Comparons maintenant (d) et (e) :
(d) Théo a mis 5 minutes à réparer la radio.
(e) Théo a mis 5 minutes avant réparer la radio.
Les deux phrases ne disent pas la même chose : dans (d), 5 minutes mesure le temps de
la réparation proprement dit, alors que dans (e) cela renvoi à une durée qui précède le
début de la réparation. On en conclut que réparer est un verbe d’accomplissement.
4
Exercice 4
lampe :
lampe(x)
form =objet(x), physique(x)
fonct =éclairer(x,y)
orig =fabriquer(z,x)
Justifications. Le trait form est renseigné par objet(x) car lampe est un nom comptable :
on dit naturellement « une lampe » et très difficilement « de la lampe ». Il n’est pas vraiment
nécessaire de renseigner le trait const car une lampe peut avoir divers aspects (et elles ne sont
pas toutes électriques, elles n’ont forcément une ampoule, cf. celle d’Aladin). Le trait fonct est
le plus important, sa valeur est éclairer(x,y), car une bonne lampe est une lampe qui éclaire
bien. Enfin, le trait orig indique que les lampes ne sont pas des objets naturels mais artificiels,
et on peut le vérifier en constatant que, sans autre information, « commencer une lampe » se
comprendra, au mieux, comme « commencer à la fabriquer ».
feuilleton :
feuilleton(x)
form =objet(x)
const =épisode(z),histoire(w), ...
fonct =regarder(y,x) ou lire(y,x)
orig =réaliser(z,x) ou filmer(z,x) ou écrire(z,x)

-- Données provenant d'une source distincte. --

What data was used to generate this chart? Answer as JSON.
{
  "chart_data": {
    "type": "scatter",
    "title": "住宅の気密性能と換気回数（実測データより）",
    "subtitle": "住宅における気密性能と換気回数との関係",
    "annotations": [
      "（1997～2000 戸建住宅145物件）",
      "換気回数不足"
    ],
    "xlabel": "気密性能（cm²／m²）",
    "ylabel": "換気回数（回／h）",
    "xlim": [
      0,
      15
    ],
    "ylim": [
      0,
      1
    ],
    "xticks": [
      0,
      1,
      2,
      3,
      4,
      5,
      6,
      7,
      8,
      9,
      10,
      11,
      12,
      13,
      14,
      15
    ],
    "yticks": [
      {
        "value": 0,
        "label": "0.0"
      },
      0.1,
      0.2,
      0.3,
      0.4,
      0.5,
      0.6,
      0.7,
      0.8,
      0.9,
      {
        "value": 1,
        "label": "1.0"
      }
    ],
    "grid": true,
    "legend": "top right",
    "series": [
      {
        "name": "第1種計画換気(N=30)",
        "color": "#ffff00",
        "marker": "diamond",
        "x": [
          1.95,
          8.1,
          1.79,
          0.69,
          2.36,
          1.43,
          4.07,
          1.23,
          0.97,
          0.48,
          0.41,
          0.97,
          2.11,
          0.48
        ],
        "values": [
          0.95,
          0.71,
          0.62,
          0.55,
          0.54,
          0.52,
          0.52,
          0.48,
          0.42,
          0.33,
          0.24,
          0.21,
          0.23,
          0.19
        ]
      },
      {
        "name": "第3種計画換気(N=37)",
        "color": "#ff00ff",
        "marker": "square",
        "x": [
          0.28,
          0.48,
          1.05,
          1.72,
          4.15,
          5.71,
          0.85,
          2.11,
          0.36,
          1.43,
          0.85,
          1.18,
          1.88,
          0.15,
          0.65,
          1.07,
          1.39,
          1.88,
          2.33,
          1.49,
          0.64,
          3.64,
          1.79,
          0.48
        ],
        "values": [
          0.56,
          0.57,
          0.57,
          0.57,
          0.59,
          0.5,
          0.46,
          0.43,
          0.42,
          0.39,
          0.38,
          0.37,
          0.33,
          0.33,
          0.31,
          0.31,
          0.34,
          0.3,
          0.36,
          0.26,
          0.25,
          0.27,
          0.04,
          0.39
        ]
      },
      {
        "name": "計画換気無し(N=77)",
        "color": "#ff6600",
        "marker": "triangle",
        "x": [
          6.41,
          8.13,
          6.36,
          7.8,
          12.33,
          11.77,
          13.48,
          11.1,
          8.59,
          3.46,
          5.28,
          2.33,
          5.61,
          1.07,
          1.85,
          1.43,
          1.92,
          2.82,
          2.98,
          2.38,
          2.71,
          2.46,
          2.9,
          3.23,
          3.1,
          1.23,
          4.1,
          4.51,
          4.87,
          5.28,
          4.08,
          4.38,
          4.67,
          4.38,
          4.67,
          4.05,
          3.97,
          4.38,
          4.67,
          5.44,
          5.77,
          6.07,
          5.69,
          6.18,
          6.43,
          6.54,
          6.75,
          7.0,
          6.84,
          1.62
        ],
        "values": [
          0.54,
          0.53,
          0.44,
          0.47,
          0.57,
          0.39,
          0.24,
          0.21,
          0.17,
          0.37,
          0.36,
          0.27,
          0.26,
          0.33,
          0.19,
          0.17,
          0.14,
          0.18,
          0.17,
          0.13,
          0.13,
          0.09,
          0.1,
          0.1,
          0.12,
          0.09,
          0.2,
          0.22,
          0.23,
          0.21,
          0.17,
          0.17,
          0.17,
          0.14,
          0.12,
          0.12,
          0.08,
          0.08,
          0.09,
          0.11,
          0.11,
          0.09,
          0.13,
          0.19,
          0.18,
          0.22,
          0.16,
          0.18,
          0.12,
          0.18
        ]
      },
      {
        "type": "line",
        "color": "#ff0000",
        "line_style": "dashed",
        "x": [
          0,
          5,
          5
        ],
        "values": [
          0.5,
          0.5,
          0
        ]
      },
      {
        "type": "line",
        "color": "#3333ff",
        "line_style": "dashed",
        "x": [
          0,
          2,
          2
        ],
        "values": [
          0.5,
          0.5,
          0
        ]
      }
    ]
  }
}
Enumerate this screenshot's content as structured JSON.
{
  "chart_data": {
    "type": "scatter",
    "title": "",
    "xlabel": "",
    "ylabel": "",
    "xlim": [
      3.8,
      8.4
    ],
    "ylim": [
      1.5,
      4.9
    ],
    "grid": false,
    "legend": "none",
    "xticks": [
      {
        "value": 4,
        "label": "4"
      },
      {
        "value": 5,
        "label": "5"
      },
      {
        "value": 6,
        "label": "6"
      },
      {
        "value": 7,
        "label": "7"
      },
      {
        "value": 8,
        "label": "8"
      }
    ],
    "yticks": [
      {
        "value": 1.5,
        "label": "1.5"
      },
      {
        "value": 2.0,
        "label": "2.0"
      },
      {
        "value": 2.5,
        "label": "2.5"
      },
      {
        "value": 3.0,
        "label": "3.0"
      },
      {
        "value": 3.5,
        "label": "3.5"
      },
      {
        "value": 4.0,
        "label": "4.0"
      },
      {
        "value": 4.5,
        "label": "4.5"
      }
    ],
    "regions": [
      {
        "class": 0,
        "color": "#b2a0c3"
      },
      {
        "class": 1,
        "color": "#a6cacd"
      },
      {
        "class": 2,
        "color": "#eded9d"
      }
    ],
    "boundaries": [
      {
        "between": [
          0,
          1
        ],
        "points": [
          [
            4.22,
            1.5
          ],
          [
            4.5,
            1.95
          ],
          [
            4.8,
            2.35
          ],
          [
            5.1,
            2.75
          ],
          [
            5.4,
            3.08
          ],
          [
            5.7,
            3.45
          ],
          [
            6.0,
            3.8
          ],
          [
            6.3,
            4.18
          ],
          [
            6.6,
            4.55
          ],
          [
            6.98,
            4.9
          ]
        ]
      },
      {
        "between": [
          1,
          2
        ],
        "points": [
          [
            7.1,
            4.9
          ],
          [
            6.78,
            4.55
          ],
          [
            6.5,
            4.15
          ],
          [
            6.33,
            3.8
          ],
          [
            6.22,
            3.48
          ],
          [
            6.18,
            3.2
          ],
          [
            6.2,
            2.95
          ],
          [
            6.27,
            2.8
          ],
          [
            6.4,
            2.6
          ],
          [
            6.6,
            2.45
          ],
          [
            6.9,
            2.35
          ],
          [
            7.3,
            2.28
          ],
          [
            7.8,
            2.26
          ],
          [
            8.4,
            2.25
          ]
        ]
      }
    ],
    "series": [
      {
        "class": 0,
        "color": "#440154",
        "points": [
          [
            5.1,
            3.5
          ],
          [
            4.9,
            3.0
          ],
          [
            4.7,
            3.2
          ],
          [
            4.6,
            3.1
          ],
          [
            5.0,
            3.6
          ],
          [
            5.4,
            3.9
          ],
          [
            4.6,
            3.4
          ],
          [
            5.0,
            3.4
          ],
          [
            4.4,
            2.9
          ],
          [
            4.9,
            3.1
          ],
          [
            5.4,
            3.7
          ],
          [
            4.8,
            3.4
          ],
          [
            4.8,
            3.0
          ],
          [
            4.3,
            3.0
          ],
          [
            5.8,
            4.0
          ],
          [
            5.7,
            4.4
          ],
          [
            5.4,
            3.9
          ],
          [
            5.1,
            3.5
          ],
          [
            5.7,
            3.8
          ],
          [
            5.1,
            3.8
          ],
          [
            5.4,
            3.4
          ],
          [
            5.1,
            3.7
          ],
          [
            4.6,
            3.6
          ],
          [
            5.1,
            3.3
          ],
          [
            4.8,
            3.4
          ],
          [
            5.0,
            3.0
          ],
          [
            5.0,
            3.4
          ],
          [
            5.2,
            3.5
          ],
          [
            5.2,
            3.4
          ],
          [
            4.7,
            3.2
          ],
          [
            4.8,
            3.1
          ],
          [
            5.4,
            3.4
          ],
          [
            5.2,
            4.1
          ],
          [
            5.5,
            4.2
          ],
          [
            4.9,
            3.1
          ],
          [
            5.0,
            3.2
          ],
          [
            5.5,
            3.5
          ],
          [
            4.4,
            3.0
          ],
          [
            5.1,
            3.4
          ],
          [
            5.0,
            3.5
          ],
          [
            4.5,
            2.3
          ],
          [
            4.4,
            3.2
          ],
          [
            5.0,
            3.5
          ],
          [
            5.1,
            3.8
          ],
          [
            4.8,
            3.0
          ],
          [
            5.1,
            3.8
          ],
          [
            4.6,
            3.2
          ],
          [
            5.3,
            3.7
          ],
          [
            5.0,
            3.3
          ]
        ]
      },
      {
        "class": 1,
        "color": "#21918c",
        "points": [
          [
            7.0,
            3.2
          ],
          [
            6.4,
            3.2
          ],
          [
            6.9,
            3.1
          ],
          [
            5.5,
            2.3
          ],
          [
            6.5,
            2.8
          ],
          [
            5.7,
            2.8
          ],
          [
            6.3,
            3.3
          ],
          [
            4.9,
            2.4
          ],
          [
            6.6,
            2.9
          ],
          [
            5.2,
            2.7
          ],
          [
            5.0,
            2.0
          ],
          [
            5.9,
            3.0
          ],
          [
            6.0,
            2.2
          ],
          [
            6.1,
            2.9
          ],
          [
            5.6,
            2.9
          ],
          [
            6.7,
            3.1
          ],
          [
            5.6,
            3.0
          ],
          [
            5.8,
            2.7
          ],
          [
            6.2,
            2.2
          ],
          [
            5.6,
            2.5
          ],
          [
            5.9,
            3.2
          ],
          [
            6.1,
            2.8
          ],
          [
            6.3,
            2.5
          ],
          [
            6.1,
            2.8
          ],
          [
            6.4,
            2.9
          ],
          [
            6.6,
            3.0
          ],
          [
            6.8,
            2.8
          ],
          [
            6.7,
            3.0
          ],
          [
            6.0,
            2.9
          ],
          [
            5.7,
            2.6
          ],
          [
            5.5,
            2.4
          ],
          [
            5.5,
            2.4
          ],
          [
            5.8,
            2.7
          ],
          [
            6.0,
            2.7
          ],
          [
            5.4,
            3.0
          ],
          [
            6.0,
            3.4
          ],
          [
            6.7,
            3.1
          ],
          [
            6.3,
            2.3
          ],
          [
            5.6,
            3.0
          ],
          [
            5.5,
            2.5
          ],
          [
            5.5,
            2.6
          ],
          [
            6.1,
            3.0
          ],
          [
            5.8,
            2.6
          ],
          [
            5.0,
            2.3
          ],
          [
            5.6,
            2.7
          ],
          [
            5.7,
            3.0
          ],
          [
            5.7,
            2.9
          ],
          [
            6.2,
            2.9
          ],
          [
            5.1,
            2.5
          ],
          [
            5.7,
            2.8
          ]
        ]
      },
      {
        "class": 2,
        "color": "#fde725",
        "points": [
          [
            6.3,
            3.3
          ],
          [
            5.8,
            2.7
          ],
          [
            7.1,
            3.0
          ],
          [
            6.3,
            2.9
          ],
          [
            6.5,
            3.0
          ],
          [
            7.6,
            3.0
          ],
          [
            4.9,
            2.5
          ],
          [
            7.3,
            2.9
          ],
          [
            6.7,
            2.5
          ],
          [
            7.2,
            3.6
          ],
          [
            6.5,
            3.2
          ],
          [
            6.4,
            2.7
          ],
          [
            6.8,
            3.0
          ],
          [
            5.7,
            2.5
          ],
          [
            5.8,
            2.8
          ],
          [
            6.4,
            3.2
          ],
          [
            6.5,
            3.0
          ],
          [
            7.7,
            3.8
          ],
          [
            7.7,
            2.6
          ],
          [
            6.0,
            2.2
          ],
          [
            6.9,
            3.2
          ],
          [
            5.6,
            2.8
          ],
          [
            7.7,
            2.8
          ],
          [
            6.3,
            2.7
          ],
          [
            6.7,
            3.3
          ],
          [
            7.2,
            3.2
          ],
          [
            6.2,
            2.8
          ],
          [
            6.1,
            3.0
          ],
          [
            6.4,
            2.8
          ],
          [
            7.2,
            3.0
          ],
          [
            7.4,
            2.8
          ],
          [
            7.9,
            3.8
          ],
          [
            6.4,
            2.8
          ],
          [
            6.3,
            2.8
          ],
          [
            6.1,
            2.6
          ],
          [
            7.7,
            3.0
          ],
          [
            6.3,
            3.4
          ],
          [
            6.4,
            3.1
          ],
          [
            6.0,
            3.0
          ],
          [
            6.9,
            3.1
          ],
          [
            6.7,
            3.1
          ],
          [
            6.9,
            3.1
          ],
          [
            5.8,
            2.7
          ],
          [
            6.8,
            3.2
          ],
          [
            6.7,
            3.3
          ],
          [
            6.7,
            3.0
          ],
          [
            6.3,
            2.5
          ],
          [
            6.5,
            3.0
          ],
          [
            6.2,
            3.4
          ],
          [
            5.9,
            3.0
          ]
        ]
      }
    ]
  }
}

Justifications. Comme précédemment, feuilleton a pour trait form objet(x), car on dit « un
feuilleton » plutôt que « du feuilleton ». Le trait const est important car il permet, entre autres,
de distinguer un feuilleton d’un film ou d’un roman : le propre d’un feuilleton est d’être composé
d’épisodes. On peut également y ajouter d’autres méronymes, comme histoire,titre, etc. que
l’on peut retrouver dans des relations d’anaphores associatives (ex : « j’ai regardé un feuilleton,
je n’ai rien compris à l’histoire »). Le trait fonct est regarder(y,x) ou lire(y,x) (selon qu’il
s’agit d’un feuilleton filmé ou écrit), car une manière de comprendre, par défaut, « commencer
un feuilleton » est « commencer à le regarder ou à le lire ». De même le trait orig indique que
« commencer un feuilleton » peut aussi se comprendre en « commencer à le réaliser ou l’écrire ».